The ruling stems from a 2015 arrest made by then Massachusetts State Police Major Daniel Risteen. Major Risteen observed speeding, weaving, and erratic operation on the Route 90, the Mass. Turnpike. He noticed telltale signs of marijuana use such as red, glassy, droopy, and “heavy” eyes. He also observed slow and lethargic speech. He testified in court that the passengers also appeared to be high on marijuana. He detected strong marijuana odors coming from the vehicle and the driver admitted that he had smoked marijuana a couple of hours prior to driving.

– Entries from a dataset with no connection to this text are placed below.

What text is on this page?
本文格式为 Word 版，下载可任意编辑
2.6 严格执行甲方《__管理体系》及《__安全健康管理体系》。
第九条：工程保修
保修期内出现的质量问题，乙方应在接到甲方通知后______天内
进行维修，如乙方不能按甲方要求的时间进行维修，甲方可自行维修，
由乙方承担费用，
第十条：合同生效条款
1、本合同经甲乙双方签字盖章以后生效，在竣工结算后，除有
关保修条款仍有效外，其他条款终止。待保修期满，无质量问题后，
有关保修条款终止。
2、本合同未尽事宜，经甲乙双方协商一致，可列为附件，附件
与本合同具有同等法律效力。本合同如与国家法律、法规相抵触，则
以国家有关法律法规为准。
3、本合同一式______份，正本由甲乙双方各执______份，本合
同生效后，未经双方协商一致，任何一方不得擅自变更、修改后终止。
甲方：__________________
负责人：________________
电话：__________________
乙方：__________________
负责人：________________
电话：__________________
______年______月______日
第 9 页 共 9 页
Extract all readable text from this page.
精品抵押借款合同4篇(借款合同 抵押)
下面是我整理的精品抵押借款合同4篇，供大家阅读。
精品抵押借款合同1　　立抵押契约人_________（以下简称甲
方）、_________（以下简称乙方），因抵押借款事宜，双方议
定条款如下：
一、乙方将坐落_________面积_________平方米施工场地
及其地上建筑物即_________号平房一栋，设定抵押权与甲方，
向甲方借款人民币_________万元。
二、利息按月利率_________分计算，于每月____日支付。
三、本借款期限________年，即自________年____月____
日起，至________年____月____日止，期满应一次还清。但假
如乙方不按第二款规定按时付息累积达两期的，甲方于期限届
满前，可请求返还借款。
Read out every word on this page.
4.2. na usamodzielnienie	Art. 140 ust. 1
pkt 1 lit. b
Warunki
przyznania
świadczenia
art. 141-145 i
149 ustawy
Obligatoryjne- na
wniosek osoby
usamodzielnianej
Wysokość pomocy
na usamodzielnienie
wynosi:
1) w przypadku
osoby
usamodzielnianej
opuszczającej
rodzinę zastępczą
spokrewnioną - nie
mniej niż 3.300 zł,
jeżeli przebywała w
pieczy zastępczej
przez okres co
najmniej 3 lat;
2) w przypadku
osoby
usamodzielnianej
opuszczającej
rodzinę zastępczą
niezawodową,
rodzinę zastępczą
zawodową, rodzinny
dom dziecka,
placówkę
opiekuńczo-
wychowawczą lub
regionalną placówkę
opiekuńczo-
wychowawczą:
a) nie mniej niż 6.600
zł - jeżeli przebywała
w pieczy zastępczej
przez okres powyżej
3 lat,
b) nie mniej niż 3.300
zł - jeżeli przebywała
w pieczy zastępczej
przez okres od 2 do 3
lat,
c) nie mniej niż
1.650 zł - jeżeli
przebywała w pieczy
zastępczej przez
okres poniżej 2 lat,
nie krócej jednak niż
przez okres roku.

Major Risteen determined that he had probable cause to arrest the driver for OUI Drugs. The arrest led to the discovery of an illegal firearm, oxycodone pills, and marijuana. The Supreme Judicial Court ruled that the arrest for operating a motor vehicle while under the influence of marijuana was valid and justified based on the Major’s observations of the driver’s appearance, demeanor, and behavior during the motor vehicle stop.
It is a crime in Massachusetts to drive if substances such as alcohol or marijuana diminish the driver’s ability to safely operate the motor vehicle. The driver does not have to be “drunk” or “high on drugs.” All that the law requires is diminished capacity to safely operate by reason of drugs or alcohol. Even legal drugs can result in a DUI charge. Police officers and other lay witnesses are allowed to testify regarding their observations of impairment.
Here, the driver had trouble keeping his eyes open and following simple instructions. He had trouble focusing and his coordination was slow. Also, he admitted to marijuana use.
With the legalization of marijuana, Massachusetts Police Officers will be on the lookout for impaired drivers and the number of DUI drug prosecutions is likely to increase. A DUI drugs conviction carries the same license suspension penalties as DUI liquor and all repeat offenders will be required to use an ignition interlock device, even if the conviction is for drugs and not alcohol.